Falando nisso, ocorre-me a palavra grado, que tem uma origem interessante. Vem do Latim. granatus, “cheio de grãos”, portanto “importante, significativo”.

– Uma espiga de milho é cheia de grãos. Os antigos romanos a achavam importante assim?

– Aqueles romanos não conheceram o milho, rapaz! Ele veio das Américas. Mas conheciam muito bem o trigo e outras plantas que produziam grãos. As plantas em si não eram ditas lá tão grandes, mas os proprietários delas, sim.
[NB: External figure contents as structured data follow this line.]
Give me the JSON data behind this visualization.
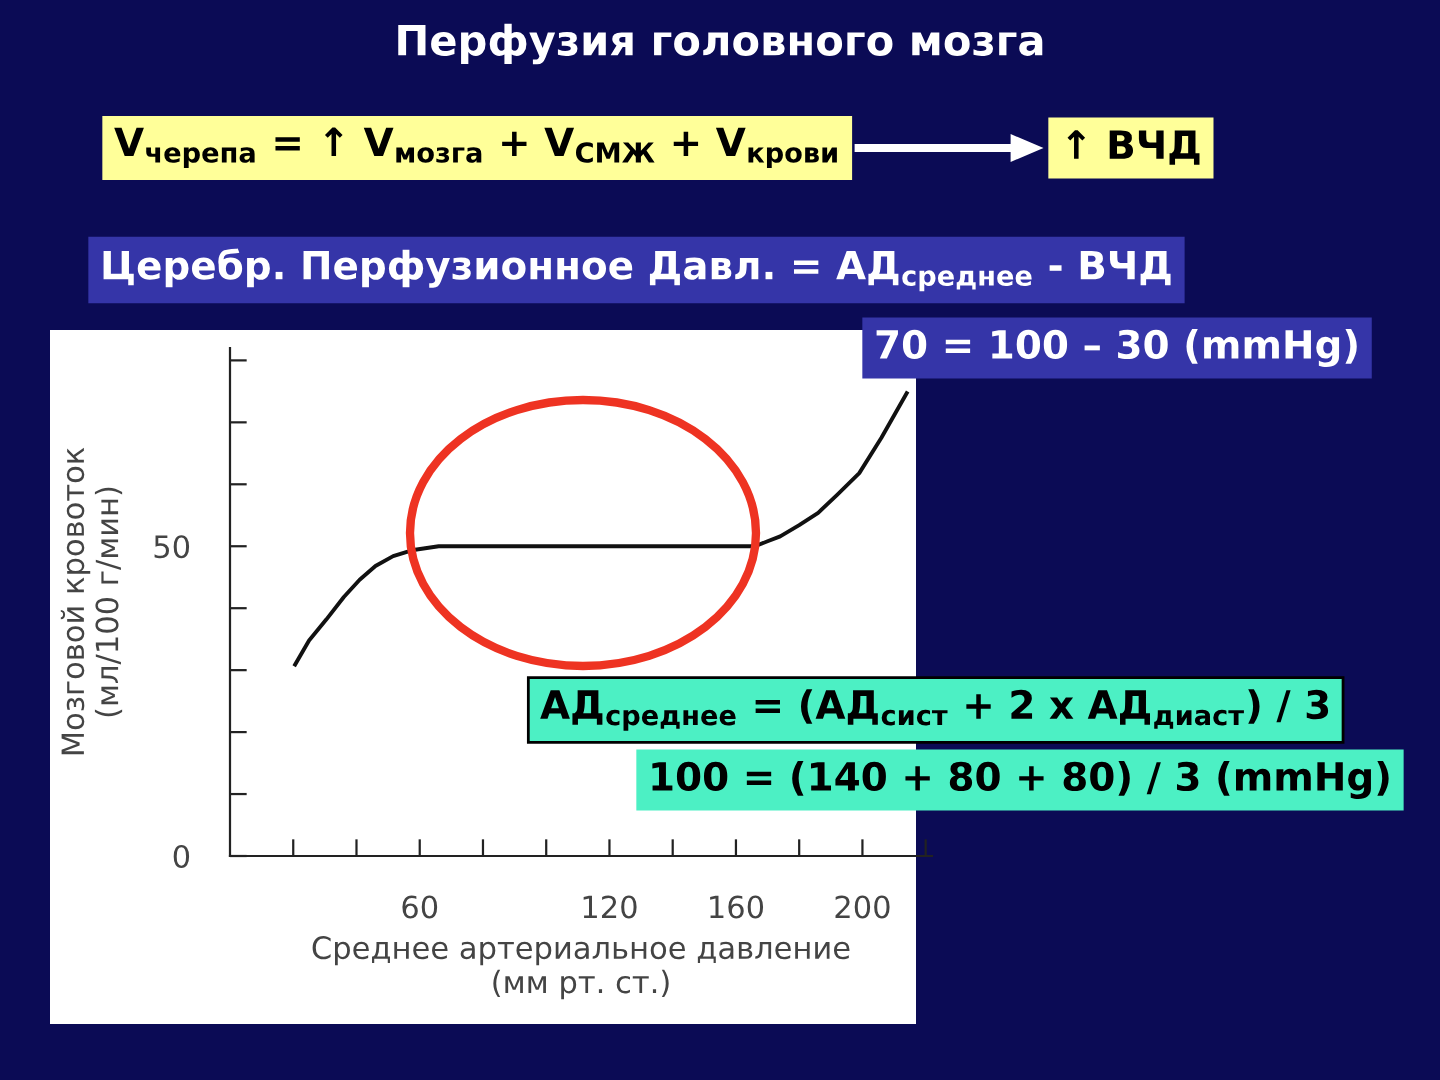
{
  "chart_data": {
    "type": "line",
    "title": "Перфузия головного мозга",
    "xlabel": "Среднее артериальное давление\n(мм рт. ст.)",
    "ylabel": "Мозговой кровоток\n(мл/100 г/мин)",
    "xlim": [
      0,
      222
    ],
    "ylim": [
      0,
      82
    ],
    "xticks": [
      {
        "value": 20,
        "label": null
      },
      {
        "value": 40,
        "label": null
      },
      60,
      {
        "value": 80,
        "label": null
      },
      {
        "value": 100,
        "label": null
      },
      120,
      {
        "value": 140,
        "label": null
      },
      160,
      {
        "value": 180,
        "label": null
      },
      200,
      {
        "value": 220,
        "label": null
      }
    ],
    "yticks": [
      0,
      {
        "value": 10,
        "label": null
      },
      {
        "value": 20,
        "label": null
      },
      {
        "value": 30,
        "label": null
      },
      {
        "value": 40,
        "label": null
      },
      50,
      {
        "value": 60,
        "label": null
      },
      {
        "value": 70,
        "label": null
      },
      {
        "value": 80,
        "label": null
      }
    ],
    "series": [
      {
        "color": "#111111",
        "x": [
          20.6,
          25,
          30.5,
          36,
          41,
          46,
          51.6,
          58,
          66,
          100,
          140,
          166,
          170,
          174,
          180,
          186,
          192,
          199,
          206,
          214
        ],
        "values": [
          30.9,
          34.8,
          38.2,
          41.8,
          44.6,
          46.8,
          48.4,
          49.4,
          50,
          50,
          50,
          50,
          50.8,
          51.6,
          53.4,
          55.4,
          58.3,
          61.8,
          67.5,
          74.7
        ]
      }
    ],
    "marker": "none",
    "line_style": "solid",
    "grid": false,
    "legend": false,
    "annotations": [
      "V$_{черепа}$ = ↑ V$_{мозга}$ + V$_{СМЖ}$ + V$_{крови}$",
      "↑ ВЧД",
      "Церебр. Перфузионное Давл. = АД$_{среднее}$ - ВЧД",
      "70 = 100 – 30 (mmHg)",
      "АД$_{среднее}$ = (АД$_{сист}$ + 2 x АД$_{диаст}$) / 3",
      "100 = (140 + 80 + 80) / 3 (mmHg)"
    ]
  }
}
– Hum… e ilustre, Vô? Lá em casa há vários ilustres pendurados no teto para iluminar…

Ele lançou um olhar assassino em minha direção:

– Essa palavra, engraçadinho, vem do Latim illustris, “brilhante, distinto, famoso”, de illustrare, “embelezar, distinguir”, formado por in, “em”, mais lustrare, “iluminar, clarear”.

Um elogio muito distinto é chamar alguém de paradigma. Já esta palavra vem do Grego paradeigma, “padrão, exemplo, modelo”, de paradeiknynai, “mostrar, representar”, literalmente “mostrar lado a lado”, formado por para-, “ao lado”, mais deiknynai, “mostrar, apresentar”.

– E o exemplo que o senhor recém citou, vem de onde?

– Do Latim exemplum, “uma amostra”, literalmente “o que é retirado”, do verbo eximere, “tirar, remover”, de ex-, “fora”, mais emere, originalmente “tirar”.

– E o tal modelo?

– Do Latim modulus, “medida, padrão”, de modus, “modo, jeito, medida”.

Ao se puxar o saco de alguém, principalmente em Política, pode-se usar prócer, que vem do Latim procer e quer dizer “extremidade saliente de uma viga” e, por extensão, “pessoa que se destaca”.

E ao citar a Política já perdi a vontade de continuar falando. Vamos para o pátio ver o que é que o gato está aprontando.